This is still really fresh for you and like any wound, it's still very painful.
It's particularly hard when you have to talk to someone--anyone--about the realities of your situation. You are a human being who is living with a deep emotional hurt. The tears are going to happen.
Just so you know, it does get better. The more you can detach, by accepting what is instead of what you wish it was, focusing on yourself and not trying to influence your wife, putting a little distance in there if needed, the better it will get.
It took me several months before I could talk to anyone about my sitch without bursting into tears. And it happened everywhere, at a friend's retirement party, at my doctor's office, the library. All anyone would have to do is start asking about my husband, or comment on my sudden and dramatic weight loss, or ask how things are going with the remodel...
Then again, I'm a girl.
But then the day came where I was able to talk to our handyman briefly about the situation without completely losing it. (He asked why my H hadn't done any of the work to move our project further and why things were in such a state of disarray around the property. I just came out with it.) And I realized that I was getting better because I didn't start to tear up until the very end.

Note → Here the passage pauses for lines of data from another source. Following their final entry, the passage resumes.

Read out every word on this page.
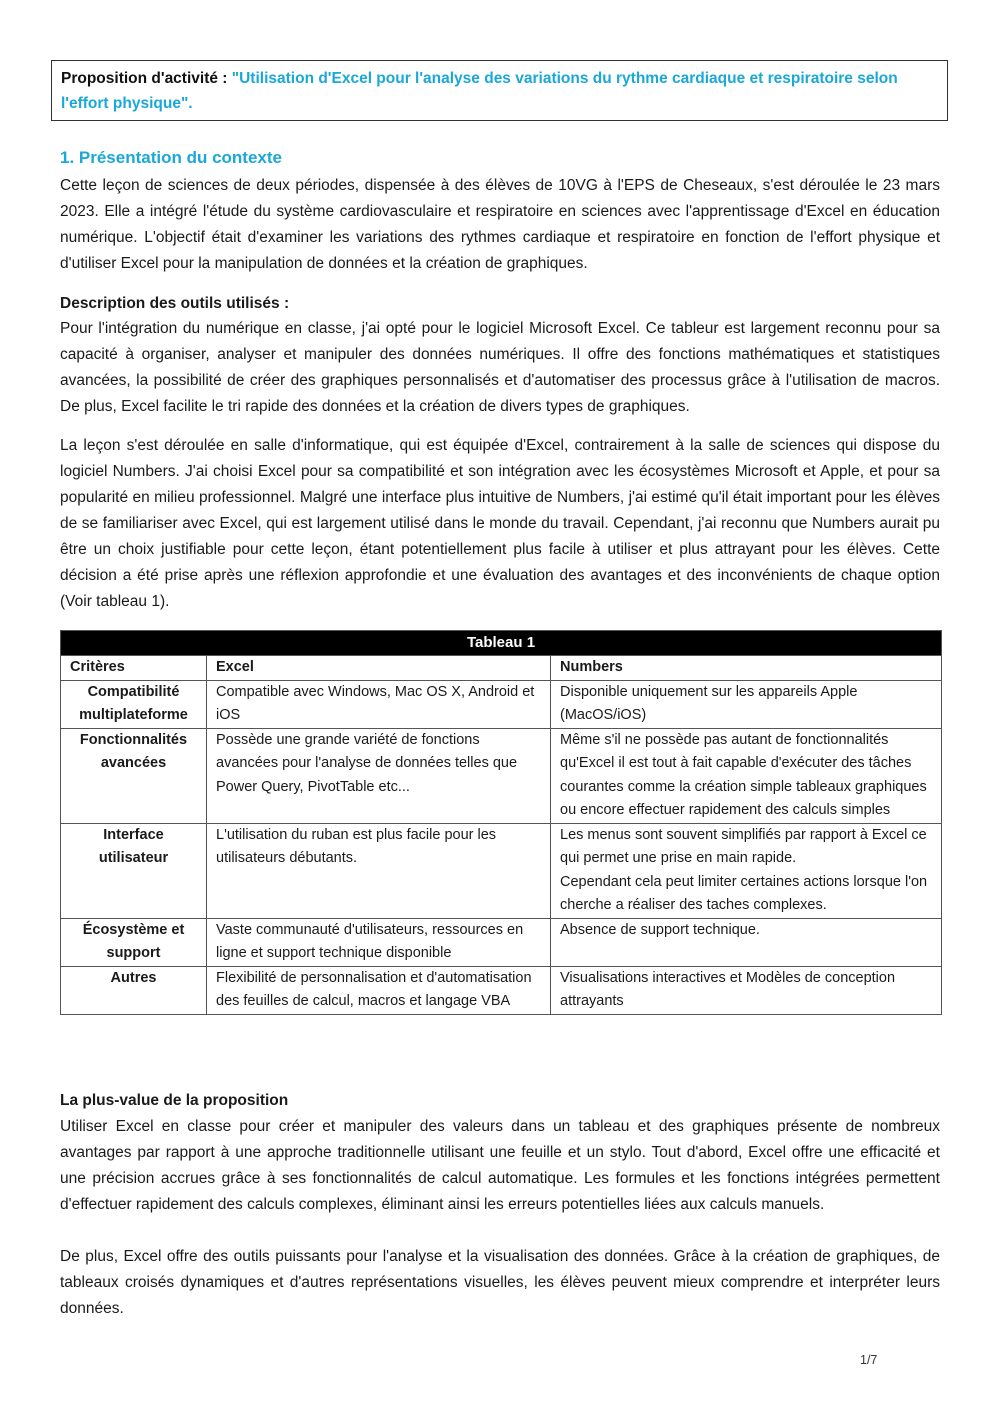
Proposition d'activité : "Utilisation d'Excel pour l'analyse des variations du rythme cardiaque et respiratoire selon l'effort physique".
1. Présentation du contexte

Cette leçon de sciences de deux périodes, dispensée à des élèves de 10VG à l'EPS de Cheseaux, s'est déroulée le 23 mars 2023. Elle a intégré l'étude du système cardiovasculaire et respiratoire en sciences avec l'apprentissage d'Excel en éducation numérique. L'objectif était d'examiner les variations des rythmes cardiaque et respiratoire en fonction de l'effort physique et d'utiliser Excel pour la manipulation de données et la création de graphiques.

Description des outils utilisés :

Pour l'intégration du numérique en classe, j'ai opté pour le logiciel Microsoft Excel. Ce tableur est largement reconnu pour sa capacité à organiser, analyser et manipuler des données numériques. Il offre des fonctions mathématiques et statistiques avancées, la possibilité de créer des graphiques personnalisés et d'automatiser des processus grâce à l'utilisation de macros. De plus, Excel facilite le tri rapide des données et la création de divers types de graphiques.

La leçon s'est déroulée en salle d'informatique, qui est équipée d'Excel, contrairement à la salle de sciences qui dispose du logiciel Numbers. J'ai choisi Excel pour sa compatibilité et son intégration avec les écosystèmes Microsoft et Apple, et pour sa popularité en milieu professionnel. Malgré une interface plus intuitive de Numbers, j'ai estimé qu'il était important pour les élèves de se familiariser avec Excel, qui est largement utilisé dans le monde du travail. Cependant, j'ai reconnu que Numbers aurait pu être un choix justifiable pour cette leçon, étant potentiellement plus facile à utiliser et plus attrayant pour les élèves. Cette décision a été prise après une réflexion approfondie et une évaluation des avantages et des inconvénients de chaque option (Voir tableau 1).

Tableau 1		
Critères	Excel	Numbers
Compatibilité multiplateforme	Compatible avec Windows, Mac OS X, Android et iOS	Disponible uniquement sur les appareils Apple (MacOS/iOS)
Fonctionnalités avancées	Possède une grande variété de fonctions avancées pour l'analyse de données telles que Power Query, PivotTable etc...	Même s'il ne possède pas autant de fonctionnalités qu'Excel il est tout à fait capable d'exécuter des tâches courantes comme la création simple tableaux graphiques ou encore effectuer rapidement des calculs simples
Interface utilisateur	L'utilisation du ruban est plus facile pour les utilisateurs débutants.	Les menus sont souvent simplifiés par rapport à Excel ce qui permet une prise en main rapide.
Cependant cela peut limiter certaines actions lorsque l'on cherche a réaliser des taches complexes.

Écosystème et support	Vaste communauté d'utilisateurs, ressources en ligne et support technique disponible	Absence de support technique.
Autres	Flexibilité de personnalisation et d'automatisation des feuilles de calcul, macros et langage VBA	Visualisations interactives et Modèles de conception attrayants

La plus-value de la proposition

Utiliser Excel en classe pour créer et manipuler des valeurs dans un tableau et des graphiques présente de nombreux avantages par rapport à une approche traditionnelle utilisant une feuille et un stylo. Tout d'abord, Excel offre une efficacité et une précision accrues grâce à ses fonctionnalités de calcul automatique. Les formules et les fonctions intégrées permettent d'effectuer rapidement des calculs complexes, éliminant ainsi les erreurs potentielles liées aux calculs manuels.

De plus, Excel offre des outils puissants pour l'analyse et la visualisation des données. Grâce à la création de graphiques, de tableaux croisés dynamiques et d'autres représentations visuelles, les élèves peuvent mieux comprendre et interpréter leurs données.

1/7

He--by the way--said, "Your husband is NUTS! You're such a sweetheart and--Look at you! Women like you don't come along very often. He is a fool and you can tell him I said so."
I didn't, of course. What I did say is "Why don't YOU tell him?"
Now I can just say "I'm hanging in there, thanks for asking. H is having a hard time but he's still my H." and change the subject. No tears now. It's been a year.
If there is any way you can train your mind to think of anything BUT your W and your sitch, do it.
The more time you can get focused on other things, the less that stress and heartache will manifest itself in your body and the better you will feel.
BTW, I got an rx from my doctor to help with sleep and generalized anxiety. I think it made a huge difference. I could finally sleep and wasn't throwing up all the time. My heart wasn't pounding.
I still have my "moments" but I am eating and sleeping so much better, and my mood is better. I feel more in control.
It's not for everyone, but if you need it, do it.
Better days ahead. Believe it.
---(G)GGG
PS: For me, things started to turn around once I kicked my H out of the house. (He'd filed for divorce and served me on my birthday; I figured that was a good enough reason.) But not having to be around him every day made my emotional state so much better. I could detach, not seeing him looking at me with those cold, shark eyes, not having to bite my tongue every minute, not going off to the bedroom to silently rant... or cry.
Jefe--Make plans to be with friends, travel, go out more, whatever you can do to log in more positive times for yourself, and more space between you and your W's actions. It will help.
Again--don't be cold or indifferent. Just be busy doing things for you. I mean, she's doing things for herself, right?
Me 54 Him 63 M 23 T 29 0 Kids Funny Farm of Rescues 12/12 OW-- 5/13 ILYBINILWY: A denied 9/13 Proof OW: ENDED 2/14 Got D papers on my BD I kicked him out for my sanity 9/14 He wants to "talk"?